Sexual Dimorphism and Sex Differences in Caenorhabditis elegans Neuronal Development and Behavior

• Published in: Genetics (Austin) Vol. 208; no. 3; pp. 909 - 935
• Main Authors: Barr, Maureen M, García, L Rene, Portman, Douglas S
• Format: Journal Article
• Language: English
• Published: United States Genetics Society of America 01.03.2018
• Subjects: Anatomy & physiology; Animal species; Animals; Apoptosis; Behavior; Biology; Caenorhabditis elegans; Caenorhabditis elegans - anatomy & histology; Caenorhabditis elegans - physiology; Cell Differentiation; Cell division; Cell fate; Cell Lineage; Circuits; Gender aspects; Gender differences; Genetics; Males; Nematodes; Nervous system; Neural networks; Neurobiology; Neurogenesis; Neurons; Neurons - metabolism; Neurosciences; Organogenesis; Physiology; Sex; Sex Characteristics; Sex differences; Sexual behavior; Sexual Behavior, Animal; Sexual Development; Sexual dimorphism; Social behavior; Synaptogenesis; Transcription factors; Ultrastructure; Wormbook; Worms; Caenorhabditis elegans; development; neurobiology; cilia; behavior; WormBook; sex differences; sexual dimorphism
• ISSN: 1943-2631; 0016-6731; 1943-2631
• DOI: 10.1534/genetics.117.300294

As fundamental features of nearly all animal species, sexual dimorphisms and sex differences have particular relevance for the development and function of the nervous system.
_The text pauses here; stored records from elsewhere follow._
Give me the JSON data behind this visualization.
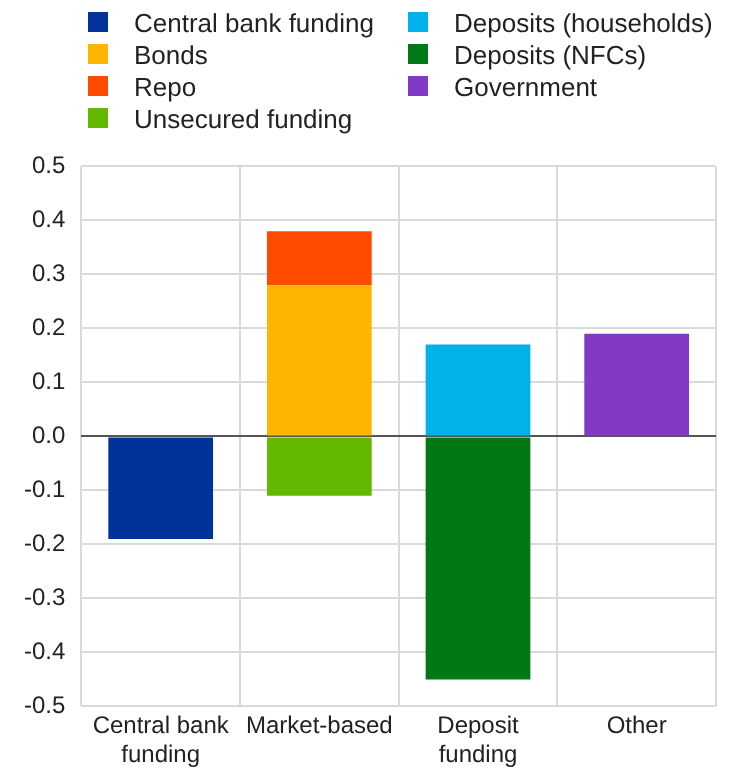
{
  "chart_data": {
    "type": "bar",
    "stacked": true,
    "categories": [
      "Central bank funding",
      "Market-based",
      "Deposit funding",
      "Other"
    ],
    "series": [
      {
        "name": "Central bank funding",
        "color": "#003399",
        "values": [
          -0.19,
          null,
          null,
          null
        ]
      },
      {
        "name": "Bonds",
        "color": "#ffb400",
        "values": [
          null,
          0.28,
          null,
          null
        ]
      },
      {
        "name": "Repo",
        "color": "#ff4b00",
        "values": [
          null,
          0.1,
          null,
          null
        ]
      },
      {
        "name": "Unsecured funding",
        "color": "#65b800",
        "values": [
          null,
          -0.11,
          null,
          null
        ]
      },
      {
        "name": "Deposits (households)",
        "color": "#00b1ea",
        "values": [
          null,
          null,
          0.17,
          null
        ]
      },
      {
        "name": "Deposits (NFCs)",
        "color": "#007816",
        "values": [
          null,
          null,
          -0.45,
          null
        ]
      },
      {
        "name": "Government",
        "color": "#8139c6",
        "values": [
          null,
          null,
          null,
          0.19
        ]
      }
    ],
    "ylim": [
      -0.5,
      0.5
    ],
    "yticks": [
      -0.5,
      -0.4,
      -0.3,
      -0.2,
      -0.1,
      {
        "value": 0,
        "label": "0.0"
      },
      0.1,
      0.2,
      0.3,
      0.4,
      0.5
    ],
    "grid": true,
    "legend": "top"
  }
}
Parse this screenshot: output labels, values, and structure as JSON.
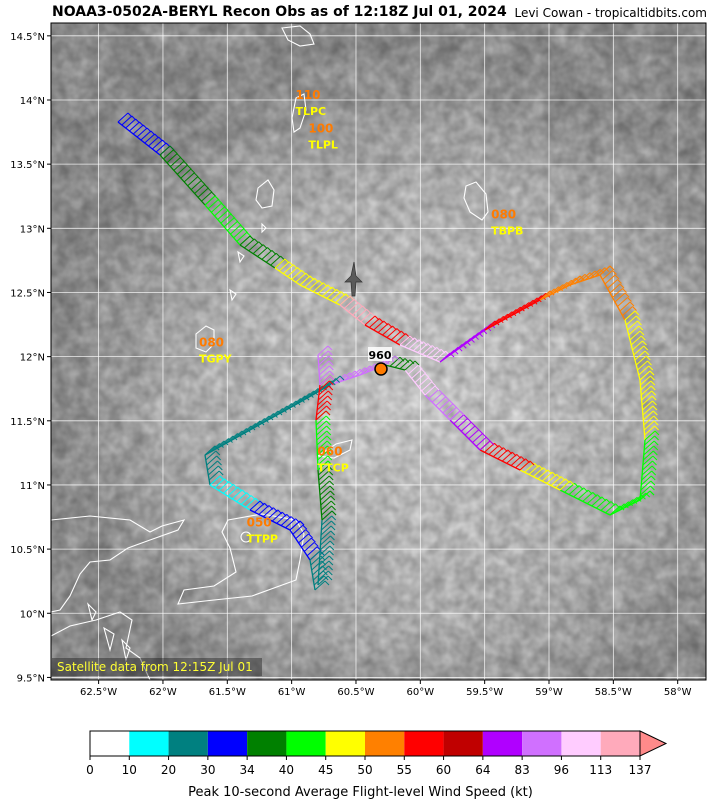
{
  "header": {
    "title": "NOAA3-0502A-BERYL Recon Obs as of 12:18Z Jul 01, 2024",
    "credit": "Levi Cowan - tropicaltidbits.com"
  },
  "map": {
    "lon_range": [
      -62.87,
      -57.78
    ],
    "lat_range": [
      9.48,
      14.6
    ],
    "lat_ticks": [
      "14.5°N",
      "14°N",
      "13.5°N",
      "13°N",
      "12.5°N",
      "12°N",
      "11.5°N",
      "11°N",
      "10.5°N",
      "10°N",
      "9.5°N"
    ],
    "lat_tick_values": [
      14.5,
      14,
      13.5,
      13,
      12.5,
      12,
      11.5,
      11,
      10.5,
      10,
      9.5
    ],
    "lon_ticks": [
      "62.5°W",
      "62°W",
      "61.5°W",
      "61°W",
      "60.5°W",
      "60°W",
      "59.5°W",
      "59°W",
      "58.5°W",
      "58°W"
    ],
    "lon_tick_values": [
      -62.5,
      -62,
      -61.5,
      -61,
      -60.5,
      -60,
      -59.5,
      -59,
      -58.5,
      -58
    ],
    "satellite_note": "Satellite data from 12:15Z Jul 01",
    "center_pressure": "960",
    "stations": [
      {
        "code": "TLPC",
        "value": "110",
        "lon": -60.97,
        "lat": 13.93
      },
      {
        "code": "TLPL",
        "value": "100",
        "lon": -60.87,
        "lat": 13.67
      },
      {
        "code": "TBPB",
        "value": "080",
        "lon": -59.45,
        "lat": 13.0
      },
      {
        "code": "TGPY",
        "value": "080",
        "lon": -61.72,
        "lat": 12.0
      },
      {
        "code": "TTCP",
        "value": "060",
        "lon": -60.8,
        "lat": 11.15
      },
      {
        "code": "TTPP",
        "value": "050",
        "lon": -61.35,
        "lat": 10.6
      }
    ]
  },
  "colorbar": {
    "ticks": [
      "0",
      "10",
      "20",
      "30",
      "34",
      "40",
      "45",
      "50",
      "55",
      "60",
      "64",
      "83",
      "96",
      "113",
      "137"
    ],
    "colors": [
      "#ffffff",
      "#00ffff",
      "#008080",
      "#0000ff",
      "#008000",
      "#00ff00",
      "#ffff00",
      "#ff8000",
      "#ff0000",
      "#c00000",
      "#b000ff",
      "#d070ff",
      "#ffccff",
      "#ffaabb"
    ],
    "label": "Peak 10-second Average Flight-level Wind Speed (kt)"
  }
}
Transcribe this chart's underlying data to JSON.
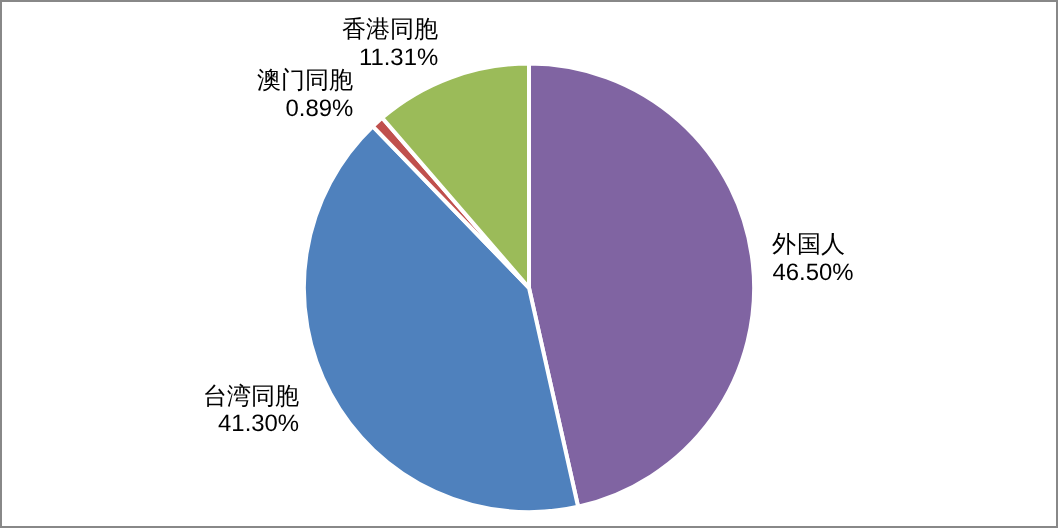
{
  "chart_data": {
    "type": "pie",
    "categories": [
      "外国人",
      "台湾同胞",
      "澳门同胞",
      "香港同胞"
    ],
    "values": [
      46.5,
      41.3,
      0.89,
      11.31
    ],
    "value_labels": [
      "46.50%",
      "41.30%",
      "0.89%",
      "11.31%"
    ],
    "colors": [
      "#8064a2",
      "#4f81bd",
      "#c0504d",
      "#9bbb59"
    ],
    "legend": false
  }
}
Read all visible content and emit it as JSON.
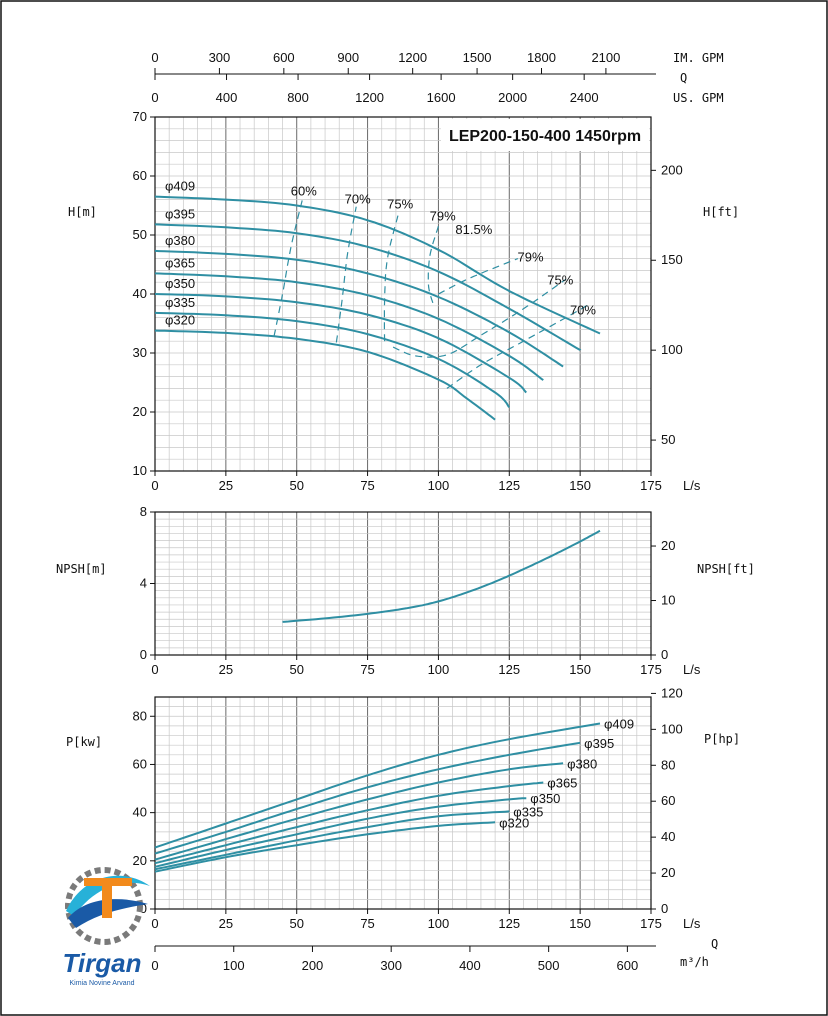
{
  "chart_data": {
    "type": "line",
    "title": "LEP200-150-400 1450rpm",
    "colors": {
      "curve": "#2f8fa3",
      "grid": "#6a6a6a",
      "minor_grid": "#c8c8c8",
      "frame": "#111111"
    },
    "flow_x": {
      "unit": "L/s",
      "ticks": [
        0,
        25,
        50,
        75,
        100,
        125,
        150,
        175
      ],
      "range": [
        0,
        175
      ]
    },
    "top_axes": [
      {
        "label": "IM. GPM",
        "ticks": [
          0,
          300,
          600,
          900,
          1200,
          1500,
          1800,
          2100
        ],
        "factor": 13.2
      },
      {
        "label": "US. GPM",
        "ticks": [
          0,
          400,
          800,
          1200,
          1600,
          2000,
          2400
        ],
        "factor": 15.85
      }
    ],
    "top_q_label": "Q",
    "bottom_axis": {
      "label": "m³/h",
      "q_label": "Q",
      "ticks": [
        0,
        100,
        200,
        300,
        400,
        500,
        600
      ],
      "factor": 3.6
    },
    "head_panel": {
      "ylabel_left": "H[m]",
      "ylabel_right": "H[ft]",
      "ylim": [
        10,
        70
      ],
      "yticks": [
        10,
        20,
        30,
        40,
        50,
        60,
        70
      ],
      "right_ticks": [
        50,
        100,
        150,
        200
      ],
      "ft_per_m": 3.2808,
      "series": [
        {
          "name": "φ409",
          "x": [
            0,
            25,
            50,
            75,
            100,
            125,
            157
          ],
          "y": [
            56.5,
            56.0,
            55.0,
            52.5,
            47.5,
            40.5,
            33.3
          ]
        },
        {
          "name": "φ395",
          "x": [
            0,
            25,
            50,
            75,
            100,
            125,
            150
          ],
          "y": [
            51.8,
            51.3,
            50.3,
            48.0,
            43.8,
            37.5,
            30.5
          ]
        },
        {
          "name": "φ380",
          "x": [
            0,
            25,
            50,
            75,
            100,
            125,
            144
          ],
          "y": [
            47.3,
            46.8,
            45.8,
            43.5,
            39.5,
            33.5,
            27.7
          ]
        },
        {
          "name": "φ365",
          "x": [
            0,
            25,
            50,
            75,
            100,
            125,
            137
          ],
          "y": [
            43.5,
            43.0,
            42.0,
            39.8,
            35.8,
            29.5,
            25.4
          ]
        },
        {
          "name": "φ350",
          "x": [
            0,
            25,
            50,
            75,
            100,
            125,
            131
          ],
          "y": [
            40.0,
            39.6,
            38.6,
            36.5,
            32.5,
            25.8,
            23.3
          ]
        },
        {
          "name": "φ335",
          "x": [
            0,
            25,
            50,
            75,
            100,
            120,
            125
          ],
          "y": [
            36.8,
            36.4,
            35.4,
            33.2,
            29.0,
            23.3,
            20.8
          ]
        },
        {
          "name": "φ320",
          "x": [
            0,
            25,
            50,
            75,
            100,
            110,
            120
          ],
          "y": [
            33.8,
            33.4,
            32.4,
            30.2,
            25.5,
            22.3,
            18.7
          ]
        }
      ],
      "efficiency": [
        {
          "label": "60%",
          "x": [
            42,
            45,
            48,
            52
          ],
          "y": [
            32.8,
            40,
            48,
            56
          ]
        },
        {
          "label": "70%",
          "x": [
            64,
            66,
            68,
            71
          ],
          "y": [
            31.8,
            39,
            47,
            54.8
          ]
        },
        {
          "label": "75%",
          "x": [
            81,
            81,
            82,
            86
          ],
          "y": [
            32,
            39,
            46,
            53.8
          ]
        },
        {
          "label": "79%",
          "x": [
            98,
            96.5,
            97,
            100
          ],
          "y": [
            38.5,
            41.5,
            46.5,
            51.5
          ]
        },
        {
          "label": "79%",
          "x": [
            100,
            108,
            115,
            128
          ],
          "y": [
            40,
            42,
            43.5,
            46
          ]
        },
        {
          "label": "75%",
          "x": [
            84,
            92,
            103,
            115,
            130,
            145
          ],
          "y": [
            31,
            29.5,
            29.7,
            33,
            37.5,
            42.5
          ]
        },
        {
          "label": "70%",
          "x": [
            103,
            115,
            130,
            145,
            153
          ],
          "y": [
            24,
            28,
            32,
            36,
            38.2
          ]
        }
      ],
      "efficiency_labels": [
        {
          "text": "60%",
          "x": 52.5,
          "y": 56.7
        },
        {
          "text": "70%",
          "x": 71.5,
          "y": 55.3
        },
        {
          "text": "75%",
          "x": 86.5,
          "y": 54.5
        },
        {
          "text": "79%",
          "x": 101.5,
          "y": 52.5
        },
        {
          "text": "81.5%",
          "x": 112.5,
          "y": 50.2
        },
        {
          "text": "79%",
          "x": 132.5,
          "y": 45.5
        },
        {
          "text": "75%",
          "x": 143,
          "y": 41.6
        },
        {
          "text": "70%",
          "x": 151,
          "y": 36.5
        }
      ]
    },
    "npsh_panel": {
      "ylabel_left": "NPSH[m]",
      "ylabel_right": "NPSH[ft]",
      "ylim": [
        0,
        8
      ],
      "yticks": [
        0,
        4,
        8
      ],
      "right_ticks": [
        0,
        10,
        20
      ],
      "series": [
        {
          "name": "NPSH",
          "x": [
            45,
            60,
            75,
            90,
            100,
            110,
            120,
            130,
            140,
            150,
            157
          ],
          "y": [
            1.85,
            2.05,
            2.3,
            2.65,
            3.0,
            3.5,
            4.1,
            4.8,
            5.55,
            6.35,
            6.95
          ]
        }
      ]
    },
    "power_panel": {
      "ylabel_left": "P[kw]",
      "ylabel_right": "P[hp]",
      "ylim": [
        0,
        88
      ],
      "yticks": [
        0,
        20,
        40,
        60,
        80
      ],
      "right_ticks": [
        0,
        20,
        40,
        60,
        80,
        100,
        120
      ],
      "hp_per_kw": 1.341,
      "series": [
        {
          "name": "φ409",
          "x": [
            0,
            25,
            50,
            75,
            100,
            125,
            157
          ],
          "y": [
            25.5,
            35.5,
            45.5,
            55.5,
            64.0,
            70.5,
            77.0
          ]
        },
        {
          "name": "φ395",
          "x": [
            0,
            25,
            50,
            75,
            100,
            125,
            150
          ],
          "y": [
            23.0,
            32.0,
            41.5,
            50.5,
            58.0,
            64.0,
            69.0
          ]
        },
        {
          "name": "φ380",
          "x": [
            0,
            25,
            50,
            75,
            100,
            125,
            144
          ],
          "y": [
            20.5,
            29.0,
            37.5,
            45.5,
            52.5,
            58.0,
            60.5
          ]
        },
        {
          "name": "φ365",
          "x": [
            0,
            25,
            50,
            75,
            100,
            125,
            137
          ],
          "y": [
            19.0,
            26.5,
            34.0,
            41.0,
            47.0,
            51.0,
            52.5
          ]
        },
        {
          "name": "φ350",
          "x": [
            0,
            25,
            50,
            75,
            100,
            125,
            131
          ],
          "y": [
            17.5,
            24.5,
            31.0,
            37.5,
            42.5,
            45.5,
            46.0
          ]
        },
        {
          "name": "φ335",
          "x": [
            0,
            25,
            50,
            75,
            100,
            125
          ],
          "y": [
            16.5,
            22.5,
            28.5,
            34.0,
            38.5,
            40.5
          ]
        },
        {
          "name": "φ320",
          "x": [
            0,
            25,
            50,
            75,
            100,
            120
          ],
          "y": [
            15.5,
            21.5,
            26.5,
            31.0,
            34.5,
            36.0
          ]
        }
      ]
    }
  },
  "logo": {
    "name": "Tirgan",
    "subtitle": "Kimia Novine Arvand",
    "colors": {
      "blue": "#1a5aa6",
      "orange": "#f28a1c",
      "teal": "#27b1d8",
      "gray": "#7a7a7a"
    }
  }
}
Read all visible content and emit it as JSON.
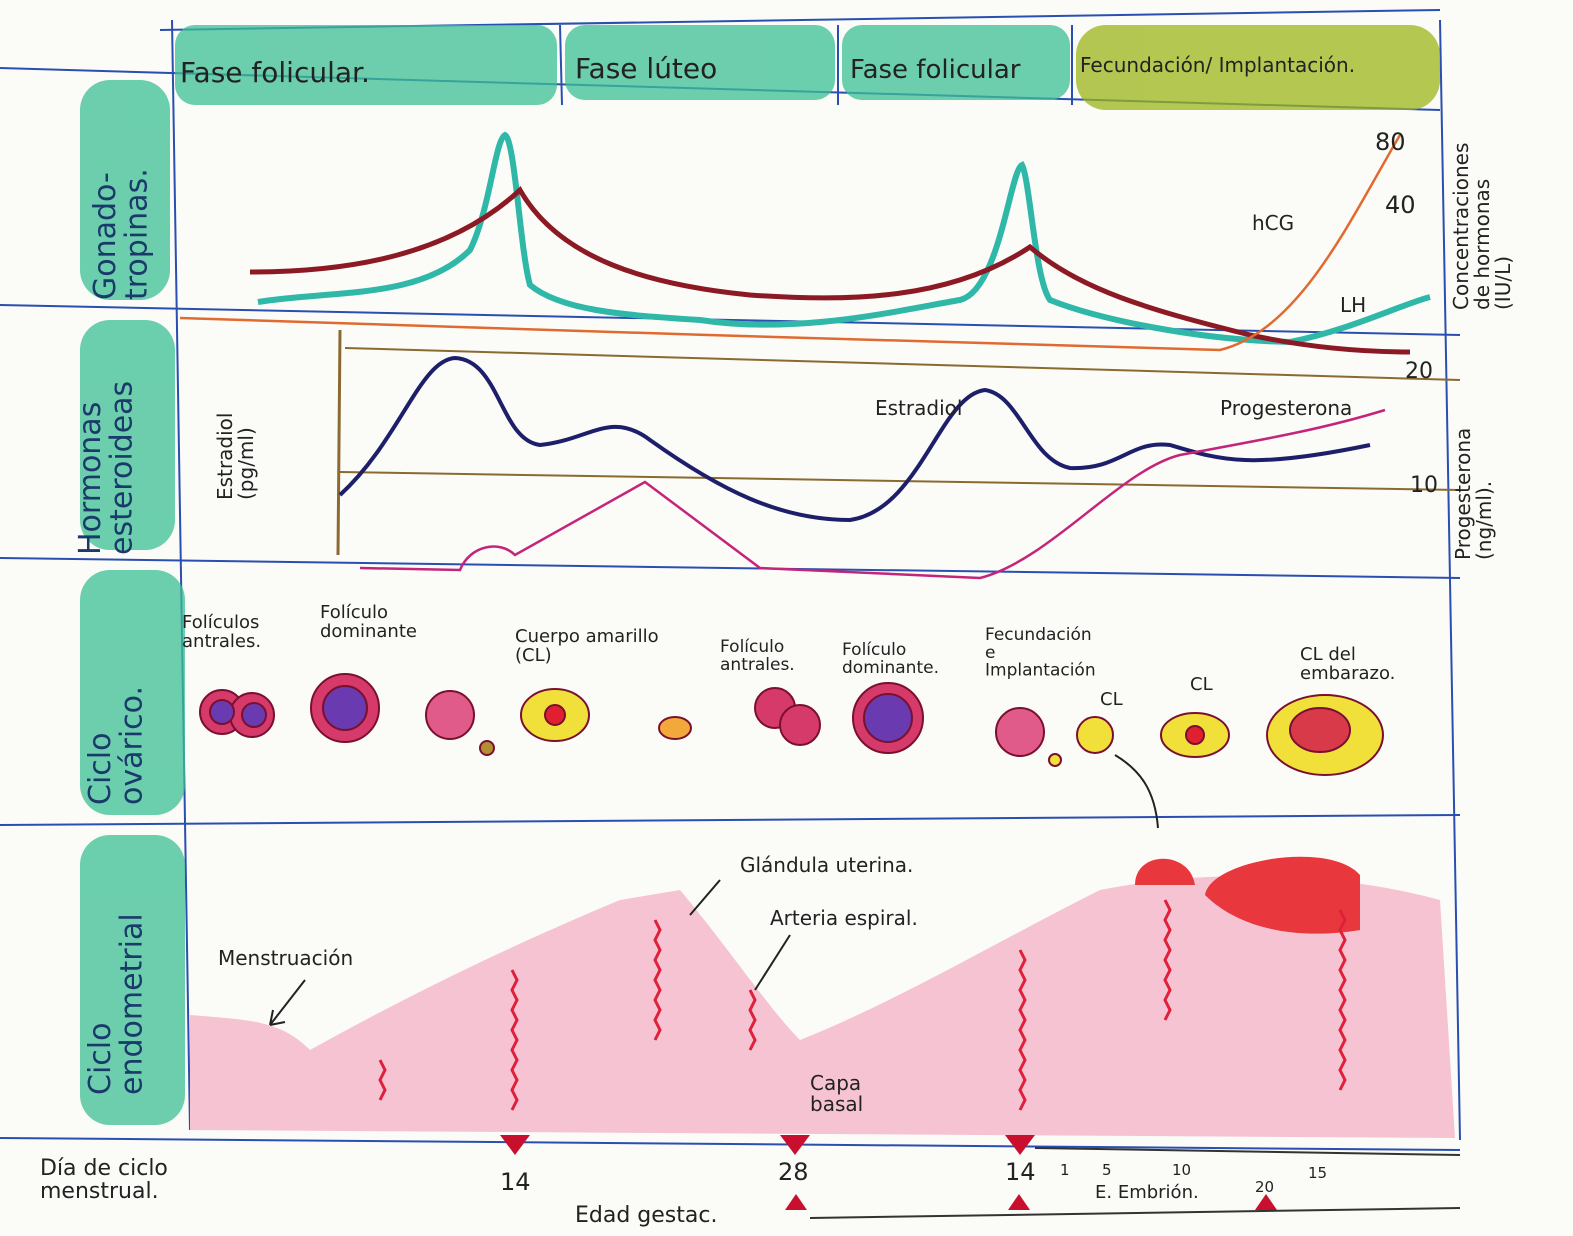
{
  "phases": [
    "Fase folicular.",
    "Fase lúteo",
    "Fase folicular",
    "Fecundación/ Implantación."
  ],
  "rows": [
    {
      "lines": [
        "Gonado-",
        "tropinas."
      ]
    },
    {
      "lines": [
        "Hormonas",
        "esteroideas"
      ]
    },
    {
      "lines": [
        "Ciclo",
        "ovárico."
      ]
    },
    {
      "lines": [
        "Ciclo",
        "endometrial"
      ]
    }
  ],
  "gonadotropins": {
    "axis_title": [
      "Concentraciones",
      "de hormonas",
      "(IU/L)"
    ],
    "ticks": [
      "80",
      "40"
    ],
    "hcg": "hCG",
    "lh": "LH"
  },
  "steroids": {
    "left_axis": [
      "Estradiol",
      "(pg/ml)"
    ],
    "right_axis": [
      "Progesterona",
      "(ng/ml)."
    ],
    "ticks": [
      "20",
      "10"
    ],
    "estradiol": "Estradiol",
    "progesterone": "Progesterona"
  },
  "ovarian": [
    [
      "Folículos",
      "antrales."
    ],
    [
      "Folículo",
      "dominante"
    ],
    [
      "Cuerpo amarillo",
      "(CL)"
    ],
    [
      "Folículo",
      "antrales."
    ],
    [
      "Folículo",
      "dominante."
    ],
    [
      "Fecundación",
      "e",
      "Implantación"
    ],
    [
      "CL"
    ],
    [
      "CL"
    ],
    [
      "CL del",
      "embarazo."
    ]
  ],
  "endometrial": {
    "gland": "Glándula uterina.",
    "artery": "Arteria espiral.",
    "menstruation": "Menstruación",
    "basal": [
      "Capa",
      "basal"
    ]
  },
  "timeline": {
    "label": [
      "Día de ciclo",
      "menstrual."
    ],
    "days": [
      "14",
      "28",
      "14"
    ],
    "gestational": "Edad gestac.",
    "embryo": "E. Embrión.",
    "embryo_ticks": [
      "1",
      "5",
      "10",
      "15",
      "20"
    ]
  }
}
The unique advantages of the nematode have allowed the neurobiology of sex to be studied at unprecedented scale, linking ultrastructure, molecular genetics, cell biology, development, neural circuit function, and behavior. Sex differences in the nervous system encompass prominent anatomical dimorphisms as well as differences in physiology and connectivity. The influence of sex on behavior is just as diverse, with biological sex programming innate sex-specific behaviors and modifying many other aspects of neural circuit function. The study of these differences has provided important insights into mechanisms of neurogenesis, cell fate specification, and differentiation; synaptogenesis and connectivity; principles of circuit function, plasticity, and behavior; social communication; and many other areas of modern neurobiology.